Flomena Chepchirchir (born 1 December 1981) is a Kenyan professional long-distance runner who competes in half marathon and marathon events. Chepchirchir has won half marathons in Venlo, Glasgow and Zwolle. She is a two-time winner of the BIG 25 Berlin race. She has a half marathon best of 1:08:22 hours and a marathon best of 2:23:00 hours.

==Biography==
Chepchirchir was born in Embu, in Kenya's Eastern Province. One of her earliest wins came at the Cursa de Bombers in 2002, where she won the 10K race in a time of 33:10 minutes.

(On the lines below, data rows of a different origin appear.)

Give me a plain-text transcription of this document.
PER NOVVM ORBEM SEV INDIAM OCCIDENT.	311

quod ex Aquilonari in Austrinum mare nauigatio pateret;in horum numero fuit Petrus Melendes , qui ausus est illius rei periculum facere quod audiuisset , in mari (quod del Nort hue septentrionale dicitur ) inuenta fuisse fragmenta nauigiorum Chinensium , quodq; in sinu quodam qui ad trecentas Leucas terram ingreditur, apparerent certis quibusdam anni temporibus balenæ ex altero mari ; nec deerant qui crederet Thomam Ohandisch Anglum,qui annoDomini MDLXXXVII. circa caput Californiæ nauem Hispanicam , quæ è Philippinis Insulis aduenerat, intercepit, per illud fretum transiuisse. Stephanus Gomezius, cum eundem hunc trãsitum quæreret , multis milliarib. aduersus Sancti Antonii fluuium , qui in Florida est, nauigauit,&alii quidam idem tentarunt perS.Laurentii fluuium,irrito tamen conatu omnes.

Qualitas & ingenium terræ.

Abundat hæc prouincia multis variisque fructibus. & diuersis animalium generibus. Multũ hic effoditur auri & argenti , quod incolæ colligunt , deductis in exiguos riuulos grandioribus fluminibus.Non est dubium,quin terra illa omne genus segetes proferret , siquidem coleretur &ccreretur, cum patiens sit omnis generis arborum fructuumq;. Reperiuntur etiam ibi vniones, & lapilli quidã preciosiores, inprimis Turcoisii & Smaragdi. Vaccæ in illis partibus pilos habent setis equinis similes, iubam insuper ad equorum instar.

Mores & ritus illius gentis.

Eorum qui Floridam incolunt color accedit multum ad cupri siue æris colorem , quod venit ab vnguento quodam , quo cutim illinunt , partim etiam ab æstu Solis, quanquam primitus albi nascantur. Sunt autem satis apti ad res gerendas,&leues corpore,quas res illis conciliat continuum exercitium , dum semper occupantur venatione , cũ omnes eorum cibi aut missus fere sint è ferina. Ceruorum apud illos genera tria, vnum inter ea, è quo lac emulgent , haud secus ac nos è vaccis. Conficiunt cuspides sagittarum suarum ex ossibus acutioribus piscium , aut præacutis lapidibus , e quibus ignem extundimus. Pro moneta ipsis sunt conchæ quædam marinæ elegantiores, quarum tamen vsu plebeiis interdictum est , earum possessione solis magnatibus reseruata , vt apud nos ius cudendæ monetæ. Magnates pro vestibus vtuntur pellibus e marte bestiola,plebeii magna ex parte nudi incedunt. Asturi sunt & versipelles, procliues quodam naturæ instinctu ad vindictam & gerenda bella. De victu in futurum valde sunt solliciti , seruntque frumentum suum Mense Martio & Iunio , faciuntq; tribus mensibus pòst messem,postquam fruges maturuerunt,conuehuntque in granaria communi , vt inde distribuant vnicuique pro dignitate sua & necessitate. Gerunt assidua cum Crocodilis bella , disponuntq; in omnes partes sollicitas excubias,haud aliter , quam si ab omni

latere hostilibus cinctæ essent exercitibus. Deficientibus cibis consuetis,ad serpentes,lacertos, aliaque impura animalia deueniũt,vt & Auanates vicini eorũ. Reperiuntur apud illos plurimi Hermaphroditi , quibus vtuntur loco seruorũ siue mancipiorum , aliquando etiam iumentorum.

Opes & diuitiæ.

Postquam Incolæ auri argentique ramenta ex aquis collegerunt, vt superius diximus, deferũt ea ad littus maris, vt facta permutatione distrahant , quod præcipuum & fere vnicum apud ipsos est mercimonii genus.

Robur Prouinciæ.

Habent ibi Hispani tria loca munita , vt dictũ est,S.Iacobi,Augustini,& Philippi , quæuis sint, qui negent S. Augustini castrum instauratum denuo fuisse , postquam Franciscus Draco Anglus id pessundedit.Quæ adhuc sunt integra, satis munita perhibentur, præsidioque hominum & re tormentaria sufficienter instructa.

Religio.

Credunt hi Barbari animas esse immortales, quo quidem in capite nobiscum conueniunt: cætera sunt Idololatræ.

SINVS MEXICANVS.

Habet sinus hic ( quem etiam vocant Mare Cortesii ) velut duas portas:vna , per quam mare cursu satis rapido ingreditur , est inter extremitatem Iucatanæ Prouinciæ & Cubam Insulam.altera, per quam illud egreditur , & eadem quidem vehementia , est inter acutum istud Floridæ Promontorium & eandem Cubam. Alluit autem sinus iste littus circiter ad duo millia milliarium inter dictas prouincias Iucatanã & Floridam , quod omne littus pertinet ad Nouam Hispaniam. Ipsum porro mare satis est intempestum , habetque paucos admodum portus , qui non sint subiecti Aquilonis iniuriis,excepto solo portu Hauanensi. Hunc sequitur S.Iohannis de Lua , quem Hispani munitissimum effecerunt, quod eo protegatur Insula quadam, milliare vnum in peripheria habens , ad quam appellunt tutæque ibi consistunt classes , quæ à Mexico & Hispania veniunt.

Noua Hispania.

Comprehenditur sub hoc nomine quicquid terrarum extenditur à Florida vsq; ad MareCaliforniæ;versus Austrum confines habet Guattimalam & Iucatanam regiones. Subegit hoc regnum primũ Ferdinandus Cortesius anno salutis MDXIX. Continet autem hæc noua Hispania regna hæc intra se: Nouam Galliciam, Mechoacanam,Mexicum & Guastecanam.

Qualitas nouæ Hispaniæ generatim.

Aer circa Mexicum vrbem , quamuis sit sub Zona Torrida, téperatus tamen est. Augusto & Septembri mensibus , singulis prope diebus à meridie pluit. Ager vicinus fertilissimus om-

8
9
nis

She won the 10K section of the Lidingöloppet cross country race a year later. Chepchirchir began to establish herself in Europe around 2006. That year she came fourth at the Glasgow Half Marathon with a time of 1:11:30 hours, won the Maastrichts Mooiste 15K and came first in the half marathon section of the Drenthe Marathon. In 2007, she came second at the Hamburg 10K, won the Utrecht Half Marathon in a personal best of 1:10:44 hours and set a 25K best of 1:25:38 hours to win the BIG 25 Berlin. Later that season she came fourth at the Dam tot Damloop 10-miler.

Chepchirchir won both the Venloop and Zwolle Half Marathons in 2008. She also bettered her 25K time to 1:24:55 hours at the Berlin 25K, but was beaten into second place by Peninah Arusei. Elsewhere on the European circuit she won the Zwitserloot Dak Run 10K. She was absent for the 2009 and 2010 seasons, but returned to competition in 2011 with a new focus on the longer marathon event.

She joined Volare Sports, a Dutch running club, in 2011 and opened the year with a third place finish at the Egmond Half Marathon. She dipped under one hour and ten minutes at the CPC Loop Den Haag, winning the race in a personal best of 1:09:06 hours despite cold temperatures. She came third at the Rabat Half Marathon in April, then won her second title at the Berlin 25K a month later, improving her time to 1:23:22 hours. A personal best of 1:08:22 hours came as part of her second career victory at the Zwolle Half Marathon and her time ranked her twelfth in the world that year. Later in the autumn European road season, she was third at the Kärnten Läuft and won the Great Scottish Run in Glasgow. Chepchirchir also set a new 10K best at the Appingedam Stadsloop, finishing as runner-up in 32:13 minutes behind Joyce Chepkirui. All these performances built up to her marathon debut at the 2011 Frankfurt Marathon and she performed well on her first attempt by taking third place on the podium with a time of 2:24:21 hours.

In her second marathon outing at the 2012 Prague International Marathon she moved one position up the podium to finish as runner-up to Agnes Kiprop. She ran a personal best of 1:08:06 to win the Lille Half Marathon, then came fourth at the 2012 Berlin Marathon. At the start of 2013 she was narrowly beaten at the Egmond Half Marathon by Helah Kiprop. She outran Ethiopian competition at the Seoul International Marathon in March to win the race in 2:25:43 hours. A new best of 2:23:00 hours came at the Frankfurt Marathon in October, where she was runner-up behind Caroline Kilel.